Smooth muscle frequently occurs in bundles separated by c.t. septae. In arteries, especially elastic arteries, layers of smooth muscle are separated by elastic lamina. The elastin in these sites is probably produced by the smooth muscle cells.

Microscopically, smooth muscle consists of elongate tapered mononucleate cells 4 to 10 micrometers max diameter. The elongate nucleus (nuclear length may be 10 times the diameter) is positioned eccentrically in the widest portion of the cell. When seen in longitudinal section, the nucleus provides a useful index of contraction since it becomes pleated or folded when contraction occurs.

Myofilaments make up the myofibrils (not cross striated) that predominate in the cytoplasm of smooth muscle. Subsarcolemmal caveolae serve as calcium reservoirs needed to induce contraction. There are no T-tubules. Both actin and myosin are present and contraction is induced by an elevation of calcium ions which, when bound to calmodulin, activates myosin light-chain kinase. This phosphorylates myosin allowing it to bind to actin. The myofibrils are bound to dense bodies, corresponding to Z lines, that link the myofibrils to the plasma membrane at one end and intermediate filaments at the other. Other cytoplasmic organelles are few. The few mitochondria tend to be clustered near the nucleus. Glycolysis is undoubtedly the major source of energy for smooth muscle.

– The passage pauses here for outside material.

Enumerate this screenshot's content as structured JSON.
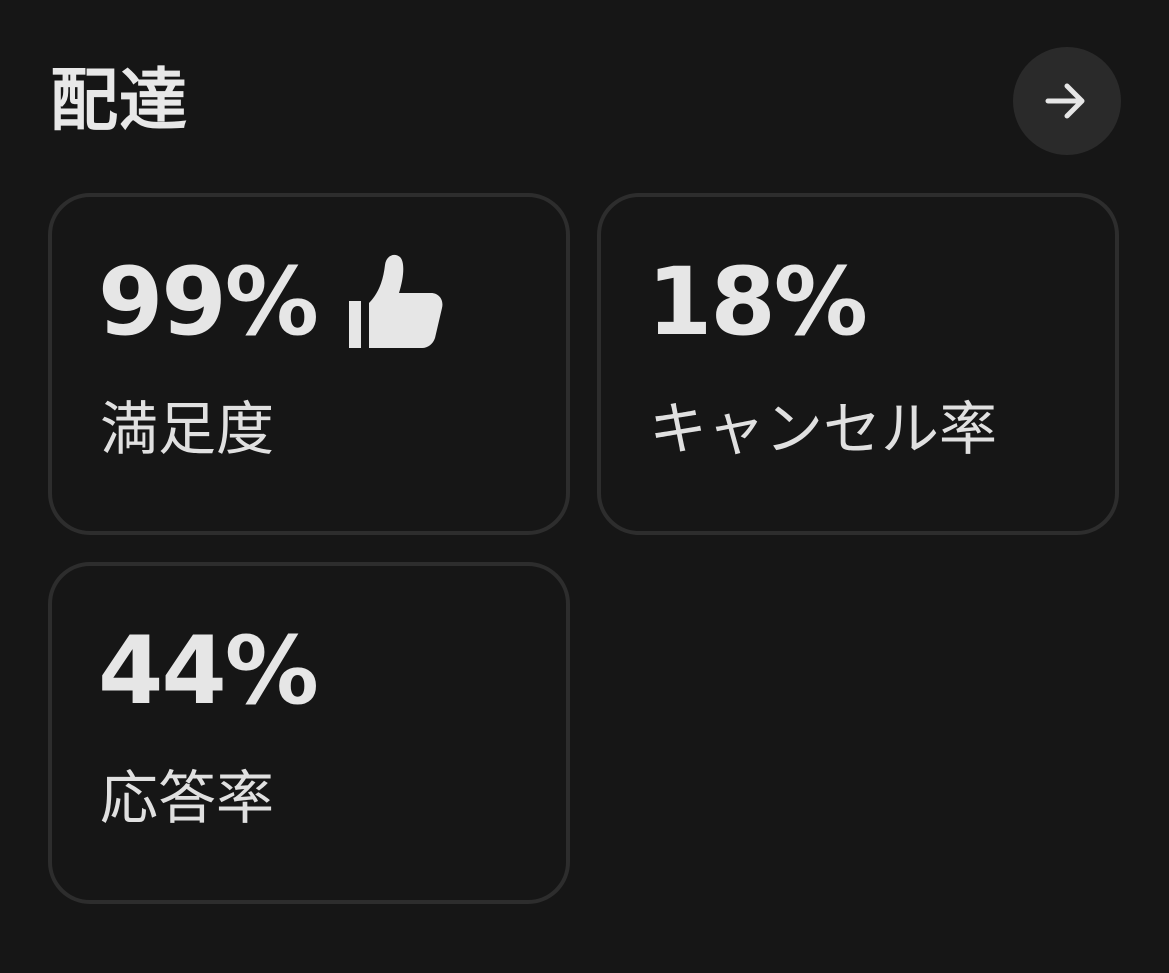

Two types of smooth muscle innervation have been described. The most common is the visceral (unitary) type in which a few nerve fibers end on or near a few muscle cells. The impulse to contract is then passed from cell to cell via gap junctions (nexus) that are low impedance connections between cells. Much less common is the direct (multiunit) innervation of each individual muscle fiber. Such an arrangement exists in the muscle coat of the vas deferens. Smooth muscle is also influenced by circulating hormones - epinephrine, norepinephrine and prostaglandins. Special receptors for these are located on the cytoplasmic membrane but their morphological distribution is unknown.